The curtain came down on the amazing life of the playwright-president this weekend. Václav Havel, the Czech dissident who helped oust the political leaders who imprisoned him, died at 75 in his country home in Bohemia on Sunday.
Havel was the last president of Czechoslovakia and the first president of the Czech Republic. What he didn’t do in both offices far outweighs anything that he did do.
Born into privilege in 1936, Václav Havel lived under persecution for the better part of his years. The Communists expropriated his family’s property in the ’40s, blocked his education in the ’50s, banned his writings in the ’60s, and imprisoned him in the ’70s and ’80s. If ever a man had cause for retribution, Havel did. Yet, when he took power he treated his oppressors the way he wished to be treated—“in a cultured, legal, and civilized manner”—and not in the thuggish manner that they had treated him. “We are not like them,” Havel once told fellow democrats gathered in Prague’s Wenceslas Square. He proved it.
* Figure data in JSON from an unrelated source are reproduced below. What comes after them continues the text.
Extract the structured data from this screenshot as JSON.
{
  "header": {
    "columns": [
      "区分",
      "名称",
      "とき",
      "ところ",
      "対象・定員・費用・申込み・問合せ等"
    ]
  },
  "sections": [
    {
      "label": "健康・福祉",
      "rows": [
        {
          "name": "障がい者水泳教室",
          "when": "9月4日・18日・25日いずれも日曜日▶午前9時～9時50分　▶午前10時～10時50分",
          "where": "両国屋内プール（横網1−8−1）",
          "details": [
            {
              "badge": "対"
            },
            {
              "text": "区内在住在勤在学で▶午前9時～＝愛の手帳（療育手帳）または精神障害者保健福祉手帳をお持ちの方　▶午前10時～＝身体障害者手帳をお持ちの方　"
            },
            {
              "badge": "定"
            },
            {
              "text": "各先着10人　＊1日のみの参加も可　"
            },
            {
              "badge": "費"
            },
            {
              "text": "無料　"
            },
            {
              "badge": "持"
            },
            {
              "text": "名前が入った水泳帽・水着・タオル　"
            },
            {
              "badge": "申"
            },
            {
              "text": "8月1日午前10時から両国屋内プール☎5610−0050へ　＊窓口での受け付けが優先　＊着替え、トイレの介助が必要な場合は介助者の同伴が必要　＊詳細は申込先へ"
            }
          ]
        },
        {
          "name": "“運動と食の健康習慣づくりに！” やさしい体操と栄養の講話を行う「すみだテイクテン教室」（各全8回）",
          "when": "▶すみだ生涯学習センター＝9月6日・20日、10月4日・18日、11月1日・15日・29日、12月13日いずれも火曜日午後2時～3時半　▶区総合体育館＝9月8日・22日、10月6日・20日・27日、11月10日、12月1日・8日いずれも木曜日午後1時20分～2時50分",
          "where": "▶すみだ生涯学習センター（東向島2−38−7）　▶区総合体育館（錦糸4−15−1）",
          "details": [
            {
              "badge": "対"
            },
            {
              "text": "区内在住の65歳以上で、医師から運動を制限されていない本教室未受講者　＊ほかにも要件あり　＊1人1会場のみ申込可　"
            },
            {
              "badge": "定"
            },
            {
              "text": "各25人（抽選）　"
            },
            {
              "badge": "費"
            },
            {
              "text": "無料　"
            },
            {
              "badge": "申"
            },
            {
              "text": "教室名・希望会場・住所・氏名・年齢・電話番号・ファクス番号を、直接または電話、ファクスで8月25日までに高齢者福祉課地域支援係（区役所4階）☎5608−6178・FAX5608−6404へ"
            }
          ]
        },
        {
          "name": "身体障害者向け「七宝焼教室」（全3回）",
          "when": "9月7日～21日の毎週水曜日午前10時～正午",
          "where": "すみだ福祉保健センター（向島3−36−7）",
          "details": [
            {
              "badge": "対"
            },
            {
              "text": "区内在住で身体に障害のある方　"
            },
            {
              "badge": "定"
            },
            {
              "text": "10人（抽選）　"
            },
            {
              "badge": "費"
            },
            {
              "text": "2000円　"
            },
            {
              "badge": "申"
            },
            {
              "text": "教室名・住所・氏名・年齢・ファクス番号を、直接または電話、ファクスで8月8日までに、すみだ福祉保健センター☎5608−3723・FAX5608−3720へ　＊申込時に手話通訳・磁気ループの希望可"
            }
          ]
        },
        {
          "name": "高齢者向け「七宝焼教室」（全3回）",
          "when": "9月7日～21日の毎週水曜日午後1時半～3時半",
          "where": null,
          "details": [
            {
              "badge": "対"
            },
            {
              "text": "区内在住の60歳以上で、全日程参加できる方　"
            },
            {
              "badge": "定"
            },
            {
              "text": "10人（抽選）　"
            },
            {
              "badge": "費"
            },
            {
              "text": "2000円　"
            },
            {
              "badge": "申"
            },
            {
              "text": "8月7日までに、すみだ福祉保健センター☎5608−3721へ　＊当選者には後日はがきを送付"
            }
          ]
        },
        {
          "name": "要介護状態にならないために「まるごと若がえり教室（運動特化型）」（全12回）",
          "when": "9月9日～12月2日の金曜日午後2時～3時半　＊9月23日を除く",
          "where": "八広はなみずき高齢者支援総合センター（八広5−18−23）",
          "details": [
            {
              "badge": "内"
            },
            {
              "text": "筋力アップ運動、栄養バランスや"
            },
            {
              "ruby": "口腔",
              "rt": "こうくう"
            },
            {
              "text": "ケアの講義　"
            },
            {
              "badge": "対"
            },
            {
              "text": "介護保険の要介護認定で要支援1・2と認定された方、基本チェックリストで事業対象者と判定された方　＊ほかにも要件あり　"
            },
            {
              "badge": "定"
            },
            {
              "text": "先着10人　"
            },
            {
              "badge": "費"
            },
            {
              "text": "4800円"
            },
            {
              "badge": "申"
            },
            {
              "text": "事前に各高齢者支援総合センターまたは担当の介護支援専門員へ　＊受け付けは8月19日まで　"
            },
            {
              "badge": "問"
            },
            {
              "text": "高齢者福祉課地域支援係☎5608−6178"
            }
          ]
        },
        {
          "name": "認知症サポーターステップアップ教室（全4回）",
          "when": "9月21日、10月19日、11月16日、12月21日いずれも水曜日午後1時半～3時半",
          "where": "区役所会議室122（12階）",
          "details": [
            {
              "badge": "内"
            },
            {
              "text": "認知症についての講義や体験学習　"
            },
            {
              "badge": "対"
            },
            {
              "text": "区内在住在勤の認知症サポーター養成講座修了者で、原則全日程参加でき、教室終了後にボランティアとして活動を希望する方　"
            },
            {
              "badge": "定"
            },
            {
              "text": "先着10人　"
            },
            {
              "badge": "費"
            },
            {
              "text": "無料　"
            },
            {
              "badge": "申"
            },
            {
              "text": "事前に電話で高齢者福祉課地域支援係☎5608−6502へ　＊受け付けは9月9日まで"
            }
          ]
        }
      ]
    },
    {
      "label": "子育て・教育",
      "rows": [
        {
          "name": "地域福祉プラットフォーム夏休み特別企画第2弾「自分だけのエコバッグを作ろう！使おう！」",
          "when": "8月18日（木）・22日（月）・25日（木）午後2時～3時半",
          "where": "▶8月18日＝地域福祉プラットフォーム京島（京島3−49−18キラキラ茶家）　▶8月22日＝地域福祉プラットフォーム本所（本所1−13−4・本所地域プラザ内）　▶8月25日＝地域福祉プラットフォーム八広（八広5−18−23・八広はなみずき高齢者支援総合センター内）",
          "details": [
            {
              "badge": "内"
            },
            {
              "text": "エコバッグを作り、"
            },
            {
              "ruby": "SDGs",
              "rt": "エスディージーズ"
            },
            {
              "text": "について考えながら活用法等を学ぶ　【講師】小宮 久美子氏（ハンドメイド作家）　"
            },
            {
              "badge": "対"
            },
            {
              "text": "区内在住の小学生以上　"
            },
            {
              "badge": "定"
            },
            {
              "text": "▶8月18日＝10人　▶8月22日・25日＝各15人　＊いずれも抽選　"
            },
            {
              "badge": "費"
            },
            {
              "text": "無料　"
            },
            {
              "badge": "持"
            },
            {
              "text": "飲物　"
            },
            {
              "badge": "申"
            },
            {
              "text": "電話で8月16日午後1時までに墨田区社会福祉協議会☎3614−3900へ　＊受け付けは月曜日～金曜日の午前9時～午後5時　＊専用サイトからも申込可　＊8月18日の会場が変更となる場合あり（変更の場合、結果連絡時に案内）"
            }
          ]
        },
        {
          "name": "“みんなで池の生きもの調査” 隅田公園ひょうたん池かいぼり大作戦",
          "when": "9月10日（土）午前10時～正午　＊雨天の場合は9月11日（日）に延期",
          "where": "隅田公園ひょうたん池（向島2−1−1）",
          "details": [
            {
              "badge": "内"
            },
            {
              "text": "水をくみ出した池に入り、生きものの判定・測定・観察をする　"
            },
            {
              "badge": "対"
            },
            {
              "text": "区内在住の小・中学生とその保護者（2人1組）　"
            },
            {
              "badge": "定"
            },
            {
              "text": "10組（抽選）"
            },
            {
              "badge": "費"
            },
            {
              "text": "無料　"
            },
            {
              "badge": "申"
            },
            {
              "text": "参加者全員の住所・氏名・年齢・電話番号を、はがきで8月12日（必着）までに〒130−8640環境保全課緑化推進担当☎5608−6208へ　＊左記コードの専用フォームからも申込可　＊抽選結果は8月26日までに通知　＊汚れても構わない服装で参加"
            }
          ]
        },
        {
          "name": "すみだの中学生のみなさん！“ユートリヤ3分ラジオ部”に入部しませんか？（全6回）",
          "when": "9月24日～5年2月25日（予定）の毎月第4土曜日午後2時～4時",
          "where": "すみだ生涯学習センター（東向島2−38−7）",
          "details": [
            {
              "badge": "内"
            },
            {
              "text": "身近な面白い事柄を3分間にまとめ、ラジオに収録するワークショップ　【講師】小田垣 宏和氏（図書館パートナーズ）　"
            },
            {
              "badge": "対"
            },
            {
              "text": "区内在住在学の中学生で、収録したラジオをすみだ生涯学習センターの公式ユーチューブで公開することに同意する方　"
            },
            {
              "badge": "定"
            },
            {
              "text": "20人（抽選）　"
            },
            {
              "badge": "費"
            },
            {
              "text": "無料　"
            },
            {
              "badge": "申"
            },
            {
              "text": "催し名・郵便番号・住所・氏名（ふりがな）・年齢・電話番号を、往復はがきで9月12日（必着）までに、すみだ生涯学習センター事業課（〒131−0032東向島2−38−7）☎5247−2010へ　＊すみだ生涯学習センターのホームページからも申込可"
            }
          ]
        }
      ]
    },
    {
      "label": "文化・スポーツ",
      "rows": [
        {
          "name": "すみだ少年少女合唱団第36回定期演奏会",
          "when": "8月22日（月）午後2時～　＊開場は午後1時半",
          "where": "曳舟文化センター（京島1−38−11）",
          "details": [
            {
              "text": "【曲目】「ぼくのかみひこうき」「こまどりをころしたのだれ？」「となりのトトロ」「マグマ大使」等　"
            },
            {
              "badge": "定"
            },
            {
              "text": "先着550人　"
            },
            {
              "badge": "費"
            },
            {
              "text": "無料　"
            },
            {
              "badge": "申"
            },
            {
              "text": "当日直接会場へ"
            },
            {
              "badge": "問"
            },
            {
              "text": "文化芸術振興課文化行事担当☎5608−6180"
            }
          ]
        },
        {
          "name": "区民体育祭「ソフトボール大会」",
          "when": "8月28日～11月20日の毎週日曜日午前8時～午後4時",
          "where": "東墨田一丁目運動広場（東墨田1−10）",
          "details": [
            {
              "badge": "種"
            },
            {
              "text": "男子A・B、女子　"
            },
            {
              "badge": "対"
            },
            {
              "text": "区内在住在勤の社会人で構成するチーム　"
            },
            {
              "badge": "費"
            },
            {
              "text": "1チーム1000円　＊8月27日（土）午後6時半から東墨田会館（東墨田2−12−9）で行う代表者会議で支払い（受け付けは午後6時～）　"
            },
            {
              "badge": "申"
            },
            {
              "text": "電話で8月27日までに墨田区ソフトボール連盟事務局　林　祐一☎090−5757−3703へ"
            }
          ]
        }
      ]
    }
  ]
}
He proved it again upon the breaking up of the multi-ethnic Czechoslovakian state. With the bloody backdrop of the Balkans, Havel wished to preserve national unity and avoid disaster. He succeeded in the latter but not in the former. The idea of war, the first impulse of other national leaders placed in this difficult spot, was not even on the table for Havel. He neither wished to attack his countrymen for seceding nor to preside over his country’s break up. So he resigned his position, becoming Czechoslovakia’s final president. Rather than descend into a second Yugoslavia, Czechs and Slovaks parted as friends. Europe has the peacemaker Havel to thank for this.